Hm, I think I still don’t fully understand this. For the iterate function maybe I understand your comment. But

julia> I = Squares(1000);

julia> @time for x in I
              nothing
              end
  0.000054 seconds (2.47 k allocations: 54.188 KiB)

would be something I would use in the global scope all the time. I don’t understand where there should be type issues. Also, actually why does

julia> @time for x in Squares(1000)
              nothing
              end
  0.000001 seconds

not use any allocations? Huh?

I checked with BenchmarkTools but there’s no difference:

julia> @btime for x in I
              nothing
              end
  46.214 μs (2468 allocations: 54.19 KiB)

Because there is no global variable involved. The Squares(1000) part is a constant that’s only used during the loop, it will not exist afterwards anymore. It never even enters global scope.

You’re accessing a global variable - interpolate it using $I:

julia> I = Squares(1000)
Squares(1000)

julia> @btime for x in $I
           nothing
       end
  304.864 ns (0 allocations: 0 bytes)

Accessing a non-const global variable may have to allocate because the value (& the type) of the binding (i.e. the name I in global scope) may change at any time.

The setup argument to the @benchmark macro I used above pastes this setup code in front of the timing part, all inside a function of its own. Thus no global variables are involved when using the setup part.

Oh boy, and I thought I knew some Julia. Thanks for the explanations. I’ll probably need a bit to let this sink in.

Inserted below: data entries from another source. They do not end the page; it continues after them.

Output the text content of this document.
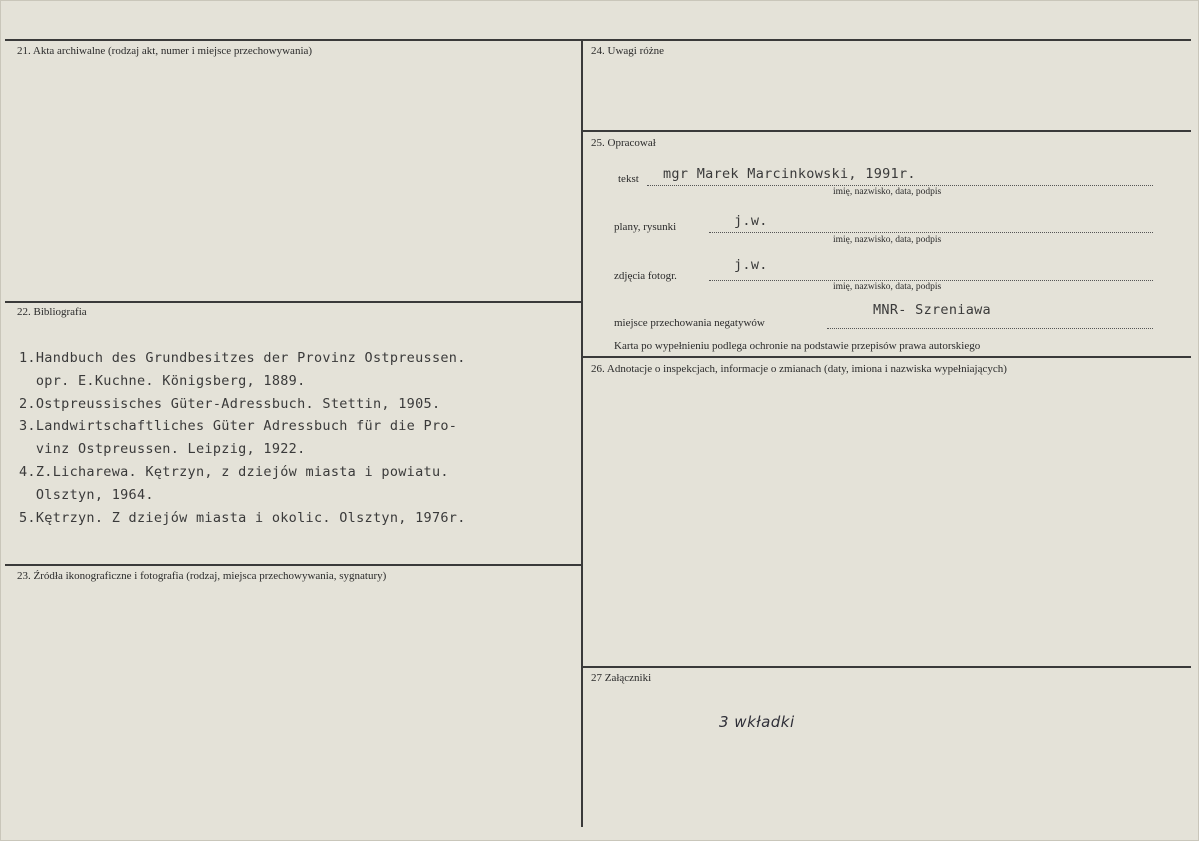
21. Akta archiwalne (rodzaj akt, numer i miejsce przechowywania)
22. Bibliografia
1.Handbuch des Grundbesitzes der Provinz Ostpreussen.
opr. E.Kuchne. Königsberg, 1889.
2.Ostpreussisches Güter-Adressbuch. Stettin, 1905.
3.Landwirtschaftliches Güter Adressbuch für die Pro-
vinz Ostpreussen. Leipzig, 1922.
4.Z.Licharewa. Kętrzyn, z dziejów miasta i powiatu.
Olsztyn, 1964.
5.Kętrzyn. Z dziejów miasta i okolic. Olsztyn, 1976r.
23. Źródła ikonograficzne i fotografia (rodzaj, miejsca przechowywania, sygnatury)
24. Uwagi różne
25. Opracował
tekst mgr Marek Marcinkowski, 1991r.
imię, nazwisko, data, podpis
plany, rysunki	j.w.
imię, nazwisko, data, podpis
zdjęcia fotogr.
j.w.
imię, nazwisko, data, podpis
miejsce przechowania negatywów
MNR- Szreniawa
Karta po wypełnieniu podlega ochronie na podstawie przepisów prawa autorskiego
26. Adnotacje o inspekcjach, informacje o zmianach (daty, imiona i nazwiska wypełniających)
27 Załączniki
3 wkładki
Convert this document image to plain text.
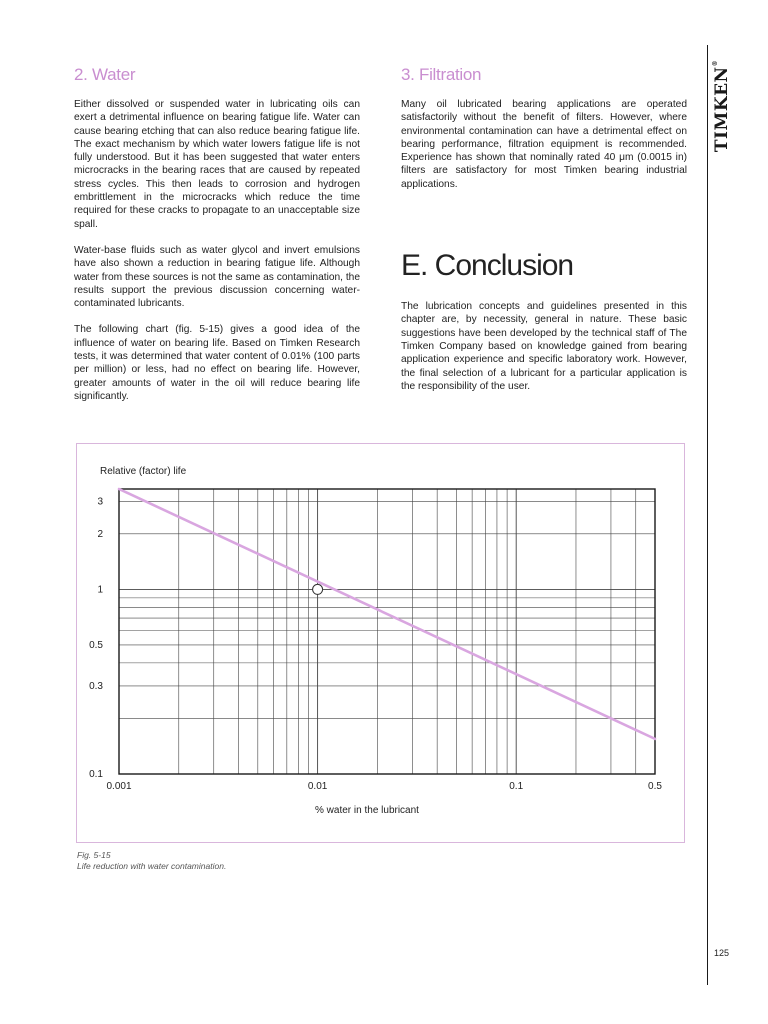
2. Water

Either dissolved or suspended water in lubricating oils can exert a detrimental influence on bearing fatigue life. Water can cause bearing etching that can also reduce bearing fatigue life. The exact mechanism by which water lowers fatigue life is not fully understood. But it has been suggested that water enters microcracks in the bearing races that are caused by repeated stress cycles. This then leads to corrosion and hydrogen embrittlement in the microcracks which reduce the time required for these cracks to propagate to an unacceptable size spall.

Water-base fluids such as water glycol and invert emulsions have also shown a reduction in bearing fatigue life. Although water from these sources is not the same as contamination, the results support the previous discussion concerning water-contaminated lubricants.

The following chart (fig. 5-15) gives a good idea of the influence of water on bearing life. Based on Timken Research tests, it was determined that water content of 0.01% (100 parts per million) or less, had no effect on bearing life. However, greater amounts of water in the oil will reduce bearing life significantly.

3. Filtration

Many oil lubricated bearing applications are operated satisfactorily without the benefit of filters. However, where environmental contamination can have a detrimental effect on bearing performance, filtration equipment is recommended. Experience has shown that nominally rated 40 μm (0.0015 in) filters are satisfactory for most Timken bearing industrial applications.

E. Conclusion

The lubrication concepts and guidelines presented in this chapter are, by necessity, general in nature. These basic suggestions have been developed by the technical staff of The Timken Company based on knowledge gained from bearing application experience and specific laboratory work. However, the final selection of a lubricant for a particular application is the responsibility of the user.

TIMKEN®
125
0.1
0.3
0.5
1
2
3
0.001	0.01	0.1	0.5
Relative (factor) life
% water in the lubricant
Fig. 5-15
Life reduction with water contamination.
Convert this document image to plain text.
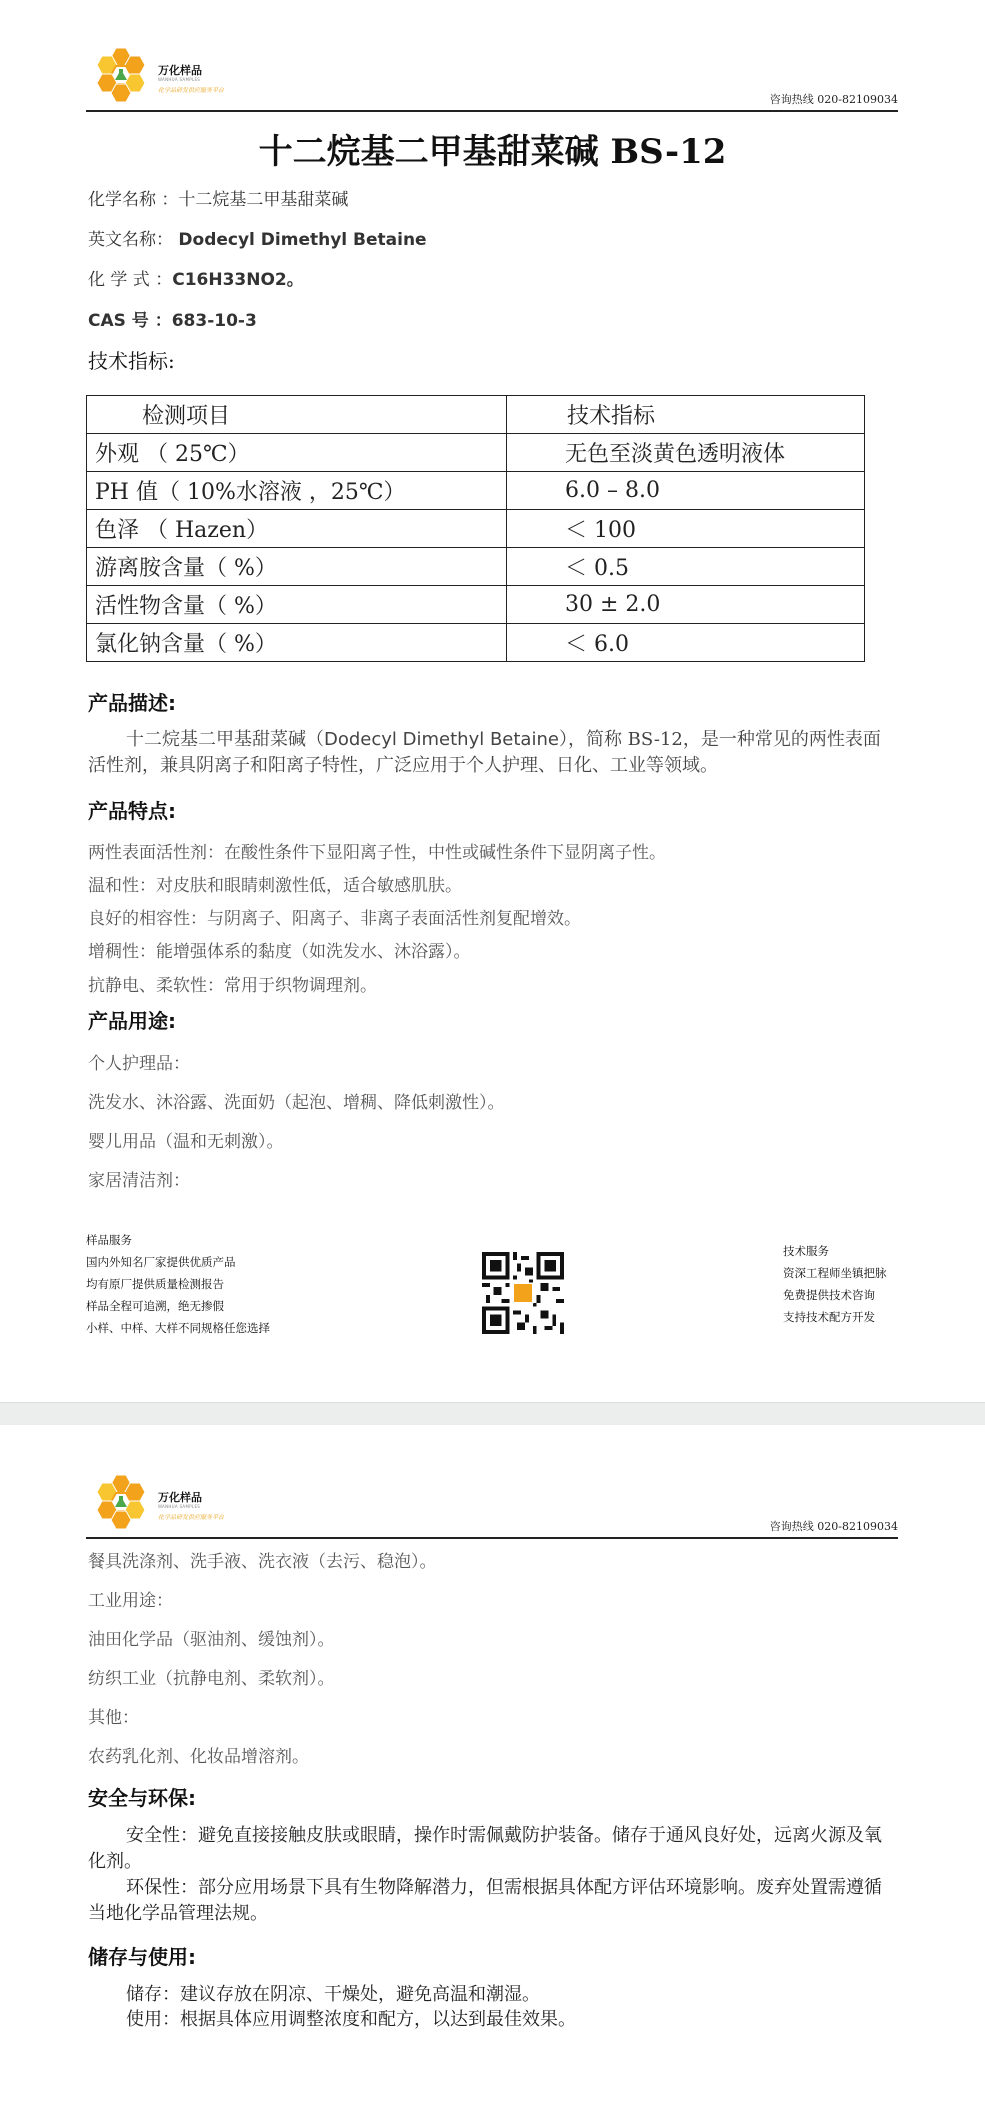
万化样品
WANHUA SAMPLES
化学品研发供应服务平台
咨询热线 020-82109034
十二烷基二甲基甜菜碱 BS-12
化学名称 ：十二烷基二甲基甜菜碱
英文名称： Dodecyl Dimethyl Betaine
化 学 式 ：C16H33NO2。
CAS 号 ：683-10-3
技术指标:
检测项目	技术指标
外观 （ 25℃）	无色至淡黄色透明液体
PH 值（ 10%水溶液 ，25℃）	6.0 – 8.0
色泽 （ Hazen）	＜ 100
游离胺含量（ %）	＜ 0.5
活性物含量（ %）	30 ± 2.0
氯化钠含量（ %）	＜ 6.0
产品描述:
十二烷基二甲基甜菜碱（Dodecyl Dimethyl Betaine），简称 BS-12，是一种常见的两性表面活性剂，兼具阴离子和阳离子特性，广泛应用于个人护理、日化、工业等领域。
产品特点:
两性表面活性剂：在酸性条件下显阳离子性，中性或碱性条件下显阴离子性。
温和性：对皮肤和眼睛刺激性低，适合敏感肌肤。
良好的相容性：与阴离子、阳离子、非离子表面活性剂复配增效。
增稠性：能增强体系的黏度（如洗发水、沐浴露）。
抗静电、柔软性：常用于织物调理剂。
产品用途:
个人护理品：
洗发水、沐浴露、洗面奶（起泡、增稠、降低刺激性）。
婴儿用品（温和无刺激）。
家居清洁剂：
样品服务
国内外知名厂家提供优质产品
均有原厂提供质量检测报告
样品全程可追溯，绝无掺假
小样、中样、大样不同规格任您选择
技术服务
资深工程师坐镇把脉
免费提供技术咨询
支持技术配方开发
万化样品
WANHUA SAMPLES
化学品研发供应服务平台
咨询热线 020-82109034
餐具洗涤剂、洗手液、洗衣液（去污、稳泡）。
工业用途：
油田化学品（驱油剂、缓蚀剂）。
纺织工业（抗静电剂、柔软剂）。
其他：
农药乳化剂、化妆品增溶剂。
安全与环保:
安全性：避免直接接触皮肤或眼睛，操作时需佩戴防护装备。储存于通风良好处，远离火源及氧化剂。
环保性：部分应用场景下具有生物降解潜力，但需根据具体配方评估环境影响。废弃处置需遵循当地化学品管理法规。
储存与使用:
储存：建议存放在阴凉、干燥处，避免高温和潮湿。
使用：根据具体应用调整浓度和配方，以达到最佳效果。
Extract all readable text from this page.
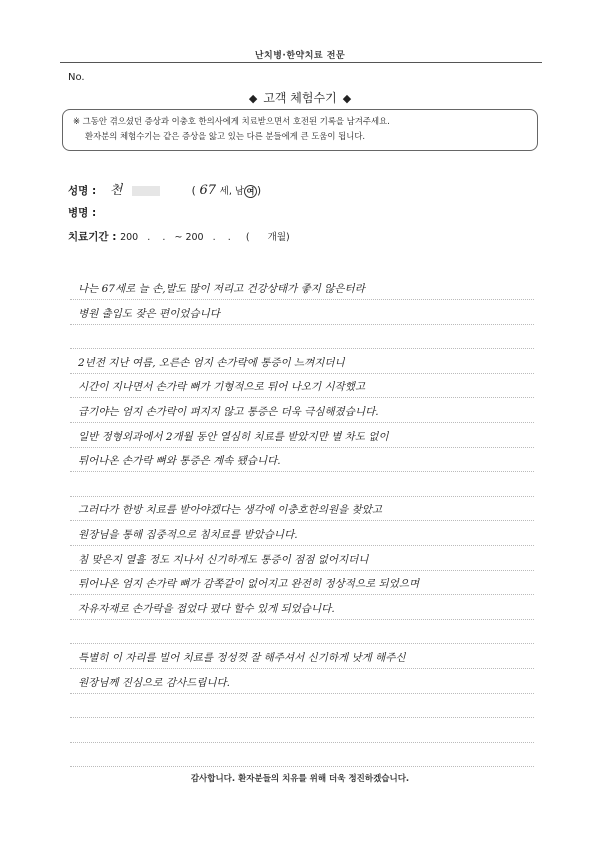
난치병·한약치료 전문
No.
◆ 고객 체험수기 ◆
※ 그동안 겪으셨던 증상과 이충호 한의사에게 치료받으면서 호전된 기록을 남겨주세요.
환자분의 체험수기는 같은 증상을 앓고 있는 다른 분들에게 큰 도움이 됩니다.
성명 : 천	( 67 세, 남 여 )
병명 :
치료기간 : 200   .    .   ~ 200   .    .     (      개월)
나는 67세로 늘 손,발도 많이 저리고 건강상태가 좋지 않은터라
병원 출입도 잦은 편이었습니다
2년전 지난 여름, 오른손 엄지 손가락에 통증이 느껴지더니
시간이 지나면서 손가락 뼈가 기형적으로 튀어 나오기 시작했고
급기야는 엄지 손가락이 펴지지 않고 통증은 더욱 극심해졌습니다.
일반 정형외과에서 2개월 동안 열심히 치료를 받았지만 별 차도 없이
튀어나온 손가락 뼈와 통증은 계속 됐습니다.
그러다가 한방 치료를 받아야겠다는 생각에 이충호한의원을 찾았고
원장님을 통해 집중적으로 침치료를 받았습니다.
침 맞은지 열흘 정도 지나서 신기하게도 통증이 점점 없어지더니
튀어나온 엄지 손가락 뼈가 감쪽같이 없어지고 완전히 정상적으로 되었으며
자유자재로 손가락을 접었다 폈다 할수 있게 되었습니다.
특별히 이 자리를 빌어 치료를 정성껏 잘 해주셔서 신기하게 낫게 해주신
원장님께 진심으로 감사드립니다.
감사합니다. 환자분들의 치유를 위해 더욱 정진하겠습니다.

Well it is mentioned at the very top of the performance tips :person_shrugging:

Like I said, it’s the non-constness that’s the problem here, since inference has to assume Any and insert type lookups, dynamic dispatch… all that shebang. If you const the global, the allocations also go away:

julia> const J = Squares(1000)
Squares(1000)

julia> @btime for x in J
           nothing
       end
  2.752 ns (0 allocations: 0 bytes)

So yeah - 1) don’t use global scope and 2) if you have to, make sure to have your bindings const, to at least fix the type in place (you’ll still have dynamic lookups (unless it’s small enoguh and got inlined, which the compiler is allowed to do for const declared globals) on each access since the value of the global may have changed, which is why it’s best to avoid them entirely).

You can still change the value of the constant, but here be dragons:

julia> J = Squares(10) # can change the value
WARNING: redefinition of constant J. This may fail, cause incorrect answers, or produce other errors.
Squares(10)

julia> J = 10 #  can't change the type
ERROR: invalid redefinition of constant J
Stacktrace:
 [1] top-level scope
   @ REPL[11]:1

I might’ve confused you a bit because what I wrote seemed to imply that putting code in a local scope alone makes all the types inferrable. But notice that in my example, the assignment I = Squares(10) is inside the let block a.k.a. it is a local variable. The compiler can treat the local I’s type as fixed because no I assignments in the global scope or other local scopes can affect it.

for x in I does create a local scope, but it doesn’t declare I inside the local scope; it accesses the global variable I and takes all its type uncertainty.